Friday, May 30, 2014

I will be at California Extreme 2014!

Barring unpreventable emergencies (such as my unborn son coming very prematurely), I will be at California Extreme 2014 on July 12th.  I've contacted the CAX organizers and proposed that I give another presentation like I did 3 years ago (wow, can't believe it's been that long!) and now they are (presumably) considering it.  So this may or may not happen.  I am keeping my fingers crossed because I had a lot of fun last time and have some new cool stuff to talk about this time regarding Daphne, Dexter, and more :)
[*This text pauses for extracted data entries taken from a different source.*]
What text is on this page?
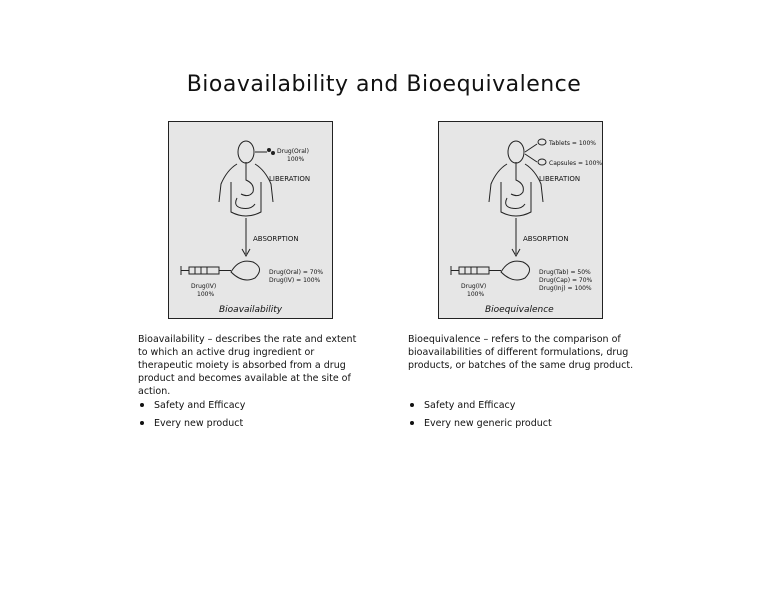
Bioavailability and Bioequivalence
Drug(Oral)
100%
LIBERATION
ABSORPTION
Drug(IV)
100%
Drug(Oral) = 70%
Drug(IV) = 100%
Bioavailability
Tablets = 100%
Capsules = 100%
LIBERATION
ABSORPTION
Drug(IV)
100%
Drug(Tab) = 50%
Drug(Cap) = 70%
Drug(Inj) = 100%
Bioequivalence
Bioavailability – describes the rate and extent to which an active drug ingredient or therapeutic moiety is absorbed from a drug product and becomes available at the site of action.
Bioequivalence – refers to the comparison of bioavailabilities of different formulations, drug products, or batches of the same drug product.
Safety and Efficacy
Every new product
Safety and Efficacy
Every new generic product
I will really try to have a Dexter rev3 prototype on hand to show off at the show, and to install in available laserdisc game cabinets at the show for those who are interested.  That means I have about a month to get the design finished, get the PCBs fabricated, and get the board assembled.  It's crunch time! :)

Saturday, May 24, 2014

Fixed Daphne 64-bit overflow bug

So, not too long ago, I modified the way vertical blanking timing is calculated to be very accurate.  I was working on Star Rider emulation, so I didn't spend that much time thinking about overflow issues when designing this.  Well, it turns out that my initial design was pretty prone to overflow, plus it was computationally expensive.  Here is how I calculated CPU cycle counts relative to vertical blanking timing:

#define DIVIDER 63000000

void VblankTimer::OnTopFieldVblankStart(unsigned int uFrameIdx)
{
// this operation is essentially [lines finished] * [microsecond / line] * [ cycles / microsecond]
// (uFrameIdx * 525) * (4004/63) * (cpuHz / 1000000)
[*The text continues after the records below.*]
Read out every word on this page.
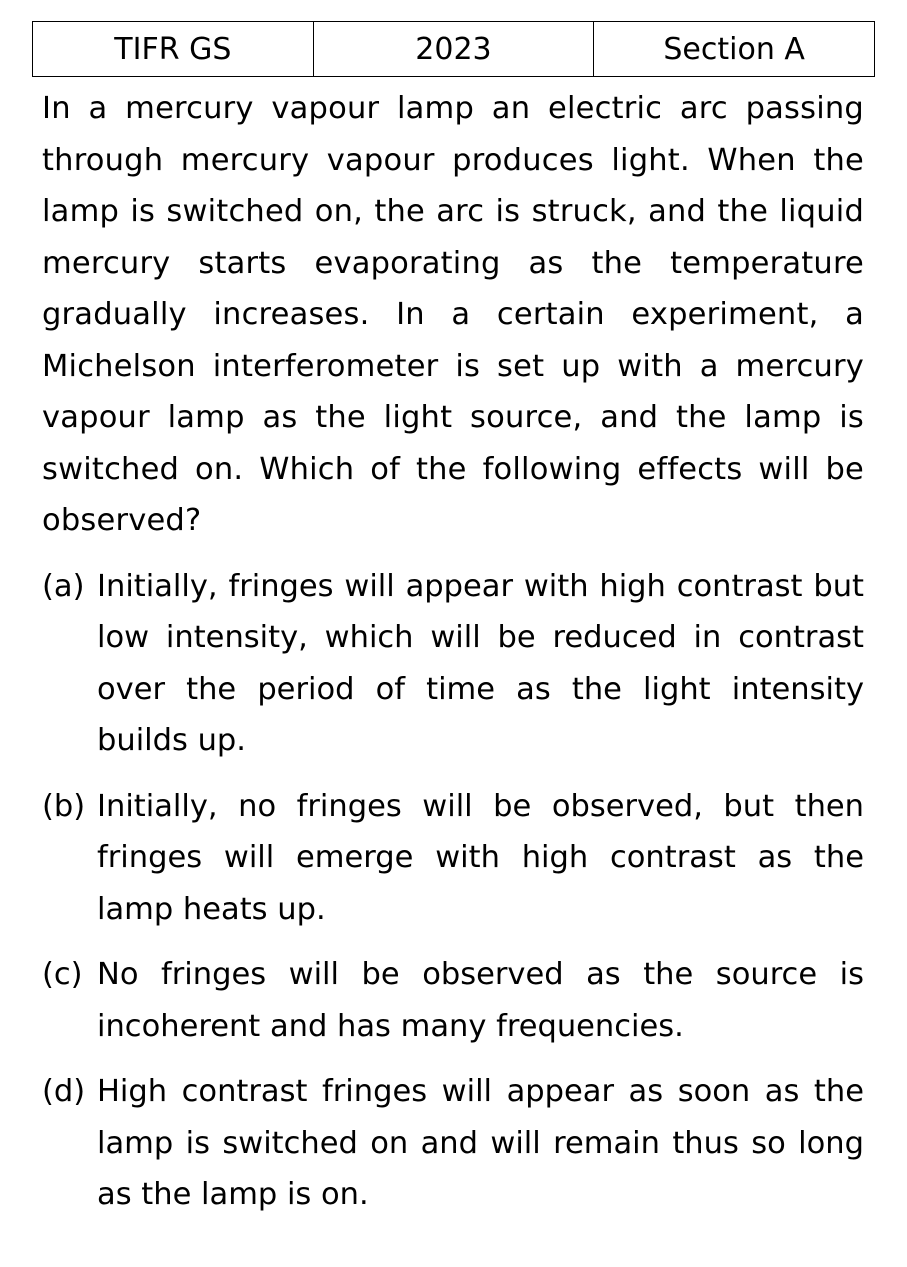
TIFR GS	2023	Section A

In a mercury vapour lamp an electric arc passing through mercury vapour produces light. When the lamp is switched on, the arc is struck, and the liquid mercury starts evaporating as the temperature gradually increases. In a certain experiment, a Michelson interferometer is set up with a mercury vapour lamp as the light source, and the lamp is switched on. Which of the following effects will be observed?

(a) Initially, fringes will appear with high contrast but low intensity, which will be reduced in contrast over the period of time as the light intensity builds up.
(b) Initially, no fringes will be observed, but then fringes will emerge with high contrast as the lamp heats up.
(c) No fringes will be observed as the source is incoherent and has many frequencies.
(d) High contrast fringes will appear as soon as the lamp is switched on and will remain thus so long as the lamp is on.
// TODO : would floating point math be faster here?

// determine the base cycle count using a VERY accurate, self-correcting, and expensive method
m_u64Line1StartCycle = (uFrameIdx * 525);
m_u64Line1StartCycle *= 4004;
m_u64Line1StartCycle *= m_u32CpuHz;
m_u64Line1StartCycle /= DIVIDER;

// set up next event
this->m_pCallback->RegisterCpuEvent(m_u64Line1StartCycle + m_u32TopVblankEndCycleOffset, OnTopFieldVblankEndCallback, this);
}

As I show in my comments, the basic algorithm to compute the CPU cycle count for when vblank of the top field should begin is:

currentFrame * 525 * 4004 / 63 * CpuHz / 1000000

Now, one can plug this into a calculator and get a pretty accurate floating point result.  For example, if the cpu frequency is 1 MHz (1,000,000 Hz) the answer would be 0 if the currentFrame is 0, or 33,366.666666 or 33,367 if one rounds it up.
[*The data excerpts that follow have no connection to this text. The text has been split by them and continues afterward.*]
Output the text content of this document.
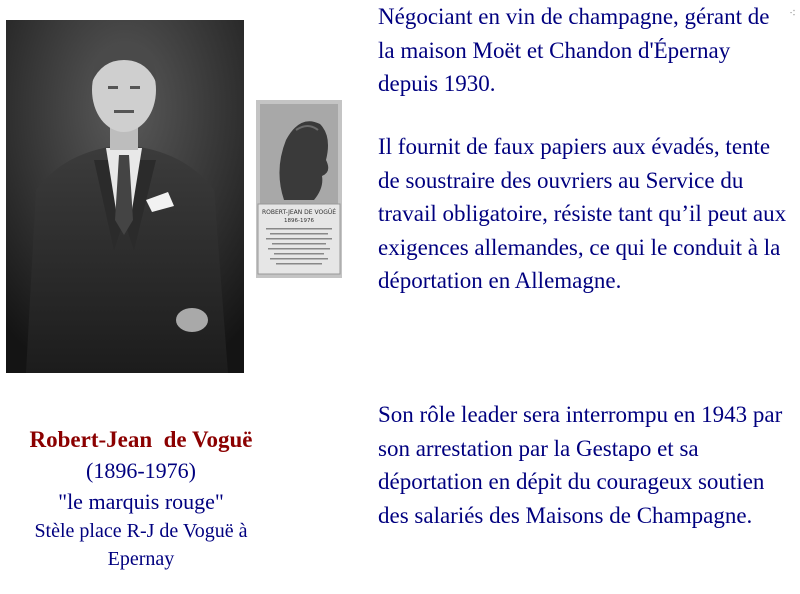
ROBERT-JEAN DE VOGÜÉ
1896-1976
Robert-Jean  de Voguë
(1896-1976)
"le marquis rouge"
Stèle place R-J de Voguë à
Epernay
Négociant en vin de champagne, gérant de la maison Moët et Chandon d'Épernay depuis 1930.
Il fournit de faux papiers aux évadés, tente de soustraire des ouvriers au Service du travail obligatoire, résiste tant qu’il peut aux exigences allemandes, ce qui le conduit à la déportation en Allemagne.
Son rôle leader sera interrompu en 1943 par son arrestation par la Gestapo et sa déportation en dépit du courageux soutien des salariés des Maisons de Champagne.
⁖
However, doing math the way a typical calculator does it in this program is expensive, and on CPUs such as ARM that handle floating point operations (ie fractional numbers) poorly, doing floating-point math brings the CPU to its knees.

So it is much faster to do integer math.

However, when doing integer math, the result of any math operation discards any fraction.  So 3/2 is not 1.5 but instead 1.  That means in order to get the best accuracy, division should be saved until the last possible moment.

This means that the order that one would perform the math would be:

currentFrame * 525 * 4004 * CpuHz

and then divide the whole thing by 63 * 1000000

This makes for a very large number before the division takes place!

I was noticing that Dragon's Lair was locking up after running for a while (meaning almost 24 hours) and I tracked it down to when the currentFrame value is greater or equal to 2,193,848.  At 29.97 frames per second, this is 20.33 hours.

2,194,847 is still manageable.  2194847 * 525 * 4004 * 4000000 (Dragon's Lair CPU speed) is 0xFFFFFF20BC896C00 in hex (64-bit number).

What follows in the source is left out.